MIKROBIOLOGI INDUSTRI
Disusun Oleh:
i
DAFTAR TABEL
ii
BAB I
PENDAHULUAN
A. Latar Belakang
Wine pada awalnya adalah minuman hasil fermentasi gula yang ada di dalam buah
anggur dari spesies Vitis Vinifera, yang pada proses akhirnya akan menghasilkan berbagai
macam jenis wine seperti Red Wine, White Wine, Rose Wine, Sparkling Wine, Fruit Wine,
Sweet Wine dan Fortified Wine. Namun sekarang sudah banyak orang yang membuat wine
dari berbagai jenis sari buah-buahan lainnya seperti nanas, apel, jeruk, tomat, mangga,
pepaya, pisang, dan lain-lain. Wine yang dibuat dari sari buah selain anggur ini biasanya
memiliki kadar alkohol berkisar di antara 8% - 15% yang disebut sebagai wine buah (fruit
wine). Selain itu jenis wine yang terbuat dari buah anggur yaitu diantara:
i. Red Wine, adalah wine yang dibuat dari anggur merah (red grapes). Red wine ini
membutuhkan waktu fermentasi selama 3 – 5 hari pada suhu 24 – 270C. Beberapa jenis
anggur merah yang terkenal di kalangan peminum wine di Indonesia adalah merlot,
cabernet sauvignon, syrah/shiraz, dan pinot noir.
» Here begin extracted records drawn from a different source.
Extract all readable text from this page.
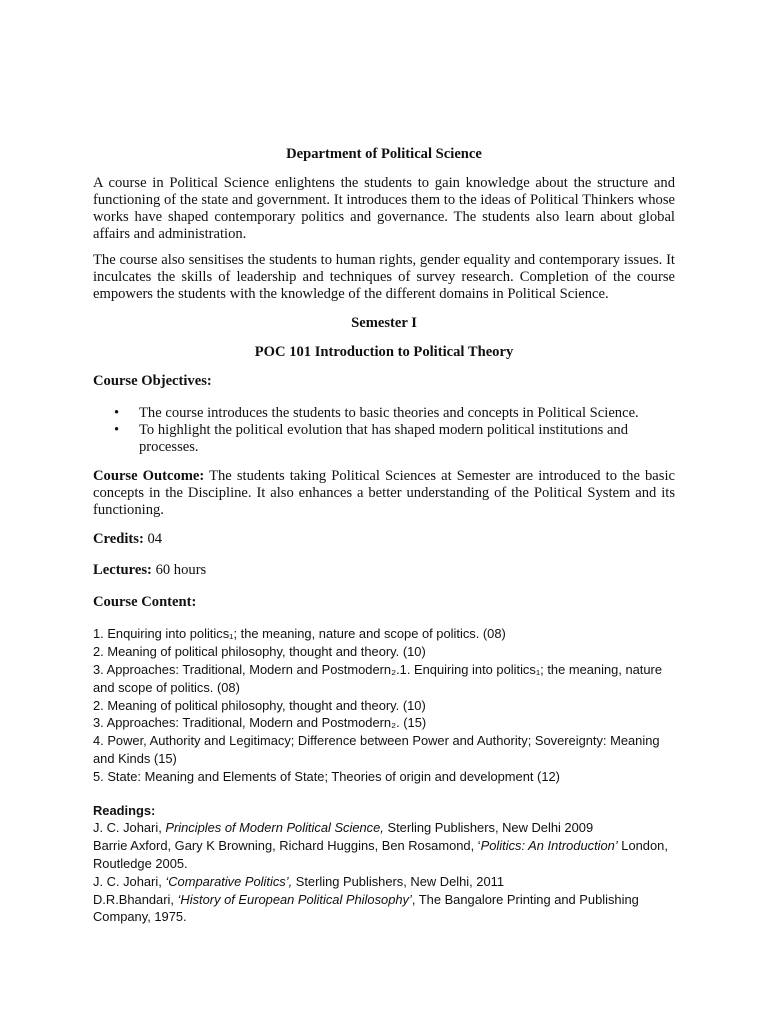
Department of Political Science

A course in Political Science enlightens the students to gain knowledge about the structure and functioning of the state and government. It introduces them to the ideas of Political Thinkers whose works have shaped contemporary politics and governance. The students also learn about global affairs and administration.

The course also sensitises the students to human rights, gender equality and contemporary issues. It inculcates the skills of leadership and techniques of survey research. Completion of the course empowers the students with the knowledge of the different domains in Political Science.

Semester I

POC 101 Introduction to Political Theory

Course Objectives:

• The course introduces the students to basic theories and concepts in Political Science.
• To highlight the political evolution that has shaped modern political institutions and processes.

Course Outcome: The students taking Political Sciences at Semester are introduced to the basic concepts in the Discipline. It also enhances a better understanding of the Political System and its functioning.

Credits: 04

Lectures: 60 hours

Course Content:

1. Enquiring into politics₁; the meaning, nature and scope of politics. (08)

2. Meaning of political philosophy, thought and theory. (10)

3. Approaches: Traditional, Modern and Postmodern₂.1. Enquiring into politics₁; the meaning, nature and scope of politics. (08)

2. Meaning of political philosophy, thought and theory. (10)

3. Approaches: Traditional, Modern and Postmodern₂. (15)

4. Power, Authority and Legitimacy; Difference between Power and Authority; Sovereignty: Meaning and Kinds (15)

5. State: Meaning and Elements of State; Theories of origin and development (12)

Readings:

J. C. Johari, Principles of Modern Political Science, Sterling Publishers, New Delhi 2009

Barrie Axford, Gary K Browning, Richard Huggins, Ben Rosamond, ‘Politics: An Introduction’ London, Routledge 2005.

J. C. Johari, ‘Comparative Politics’, Sterling Publishers, New Delhi, 2011

D.R.Bhandari, ‘History of European Political Philosophy’, The Bangalore Printing and Publishing Company, 1975.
ii. White Wine, adalah wine yang dibuat dari anggur putih (white grape) dan membutuhkan
waktu fermentasi selama 7 – 14 hari pada suhu 10 – 210C. Beberapa jenis white wine
yang terkenal di kalangan peminum wine di Indonesia adalah chardonnay, sauvignon
blanc, semillon, riesling, dan chenin blanc.
iii. Rose Wine, adalah wine yang berwarna merah muda atau merah jambu yang dibuat dari
anggur merah namun dengan proses ekstraksi warna yang lebih singkat dibandingkan
dengan proses pembuatan Red Wine. Di daerah Champagne, kata Rose Wine mengacu
pada campuran antara White Wine dan Red Wine.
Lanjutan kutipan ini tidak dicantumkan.